Ibiza is the one place that would be considered a reps dream destination! Who doesn’t want to drink and party until sun rise…or watch the world’s BEST sunset sipping sangria with hundreds and thousands of people from all over the world? Ibiza is pure heaven…and I recommend any newbie to consider a placement there at least once in their career.

All of that partying is truly wonderful…all of that sunset-watching is enjoyable…but there comes a point where all of that becomes monotonous and all you really prefer to do is rent a dvd and snuggle up with your cat….

As a rep you are definitely NOT allowed to have a pet in your accommodation. It is one of the rules that is clearly stipulated…right next to “No smoking” and “NO chewing gum” in uniform. But there are ways to get away with smoking in uniform, or chewing the odd gum or two…and strangely enough, there are ways to get around the whole “pet” thing too. *cue mischievous smile*.

During this particular season, I worked in Santa Eulalia in Ibiza and it was a great location that was a little bigger than a village, but smaller than a town. It was a mix of modern, contemporary and old. It had a great marina, cute little beach bars, fabulous restaurants from Thai to Italian, unique bars and overall, it had a wonderful feeling about it. Because there wasn’t anywhere for me to live that particular season, I had to share an apartment with the team leader in the area. For anyone who doesn’t already know this, the team leader accommodation is literally 1 step down from a manager’s accommodation…so yes…for the first time since becoming a rep, I was living in what most would call the “lap of luxury”. A 6th floor apartment overlooking the marina and the sea, within easy walking distance to all my hotels and amenities – and close enough to KFC/Pizza Hut so they could deliver!! Thats right people…KFC delivered!!! Talk about landing in paradise! My dreams had come true that season for sure – I got Ibiza as my placement (which, along with Cyprus, was damn hard to get), I got the area where I wanted to work…and as an added bonus, I got to live in a fabulously furnished apartment with a proper kitchen, comfy sofas, a TV and DVD player and the perfect view! Oh….and did I mention that the DVD rental store was 2 doors away from my apartment – right next to the little shop where my roomie and I bought all our snacks and drinks for our continual movie nights? Yeah…thats right people…I WAS IN HEAVEN!!!066

Finally having an accommodation that felt more like “home” instead of a prison cell, was certainly a refreshing change. But as anyone knows, a home never feels quite right without a pet. Do not get mistaken, I was definitely not going to go out of my way to break any rules by purchasing a pet…and I certainly was not actively looking for one under rocks and in bushes…but if one happened to stumble upon my path, I definitely wasn’t planning on thinking too hard or too long about calling it my own.

As luck would have it, this one fateful morning I headed to my usual duties in a hotel which had approximately 4 guests, and it was here that I simply sat and stared at the walls hoping and praying for the time to end.

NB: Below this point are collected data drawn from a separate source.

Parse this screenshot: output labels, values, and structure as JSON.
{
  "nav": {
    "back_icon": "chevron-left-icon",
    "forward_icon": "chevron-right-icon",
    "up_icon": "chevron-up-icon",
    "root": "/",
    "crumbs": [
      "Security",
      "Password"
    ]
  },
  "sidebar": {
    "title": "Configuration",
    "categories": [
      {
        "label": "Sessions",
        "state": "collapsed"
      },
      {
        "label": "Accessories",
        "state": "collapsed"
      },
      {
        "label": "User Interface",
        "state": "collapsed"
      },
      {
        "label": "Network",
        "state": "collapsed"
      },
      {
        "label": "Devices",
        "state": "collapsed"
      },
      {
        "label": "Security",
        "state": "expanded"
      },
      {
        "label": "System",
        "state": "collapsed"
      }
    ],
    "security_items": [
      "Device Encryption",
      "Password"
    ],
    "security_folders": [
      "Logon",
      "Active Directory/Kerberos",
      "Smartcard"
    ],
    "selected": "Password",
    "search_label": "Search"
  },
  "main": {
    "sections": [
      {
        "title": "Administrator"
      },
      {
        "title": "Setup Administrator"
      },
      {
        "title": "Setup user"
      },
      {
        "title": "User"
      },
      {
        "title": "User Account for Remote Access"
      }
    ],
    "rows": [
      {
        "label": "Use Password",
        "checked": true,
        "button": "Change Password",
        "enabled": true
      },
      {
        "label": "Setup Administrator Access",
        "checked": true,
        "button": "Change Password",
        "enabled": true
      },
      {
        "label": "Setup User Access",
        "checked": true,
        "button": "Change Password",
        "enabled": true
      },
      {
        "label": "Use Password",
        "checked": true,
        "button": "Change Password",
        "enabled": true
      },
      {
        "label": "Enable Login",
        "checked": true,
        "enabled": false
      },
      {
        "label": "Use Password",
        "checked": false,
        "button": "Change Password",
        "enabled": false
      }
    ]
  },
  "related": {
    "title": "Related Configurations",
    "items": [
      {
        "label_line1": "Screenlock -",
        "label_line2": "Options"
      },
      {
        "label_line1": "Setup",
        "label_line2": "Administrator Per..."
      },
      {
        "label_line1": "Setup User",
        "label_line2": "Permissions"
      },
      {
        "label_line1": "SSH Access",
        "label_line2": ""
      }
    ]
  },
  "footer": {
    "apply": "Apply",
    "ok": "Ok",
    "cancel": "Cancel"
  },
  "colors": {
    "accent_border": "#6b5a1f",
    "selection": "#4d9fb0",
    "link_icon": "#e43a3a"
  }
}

As I saw the time drawing to a close, I breathed a sigh of relief and quickly packed up and rushed out the entrance. Lo and behold, there he was! He was the sweetest, friendliest cat you could ever imagine. He was just sitting there, waiting for any random person to show him affection…so I obliged. Now of course, I did not immediately think about claiming him as my own since cats have absolutely no loyalty, and this cat probably wandered off because he was tired of his owners. I petted the little creature and I headed off in the direction of my next hotel – not giving it another thought.

After the usual afternoon siesta, I made my way back to the hotel where I had seen the cat – and as I walked up the stairs of the entrance there he was again. Just sitting there, looking all lonely and sad. I bid him hello, gave him a courteous rub on the head and walked into the hotel. My interest was piqued now…why was this cat hanging out at the entrance of this hotel that barely had any guests in it…especially any guests that would even give him the time of day. Strange I thought. And even stranger when I asked the reception staff if anyone knew who the cat belonged to and all of them said they didn’t know. Hmmmm.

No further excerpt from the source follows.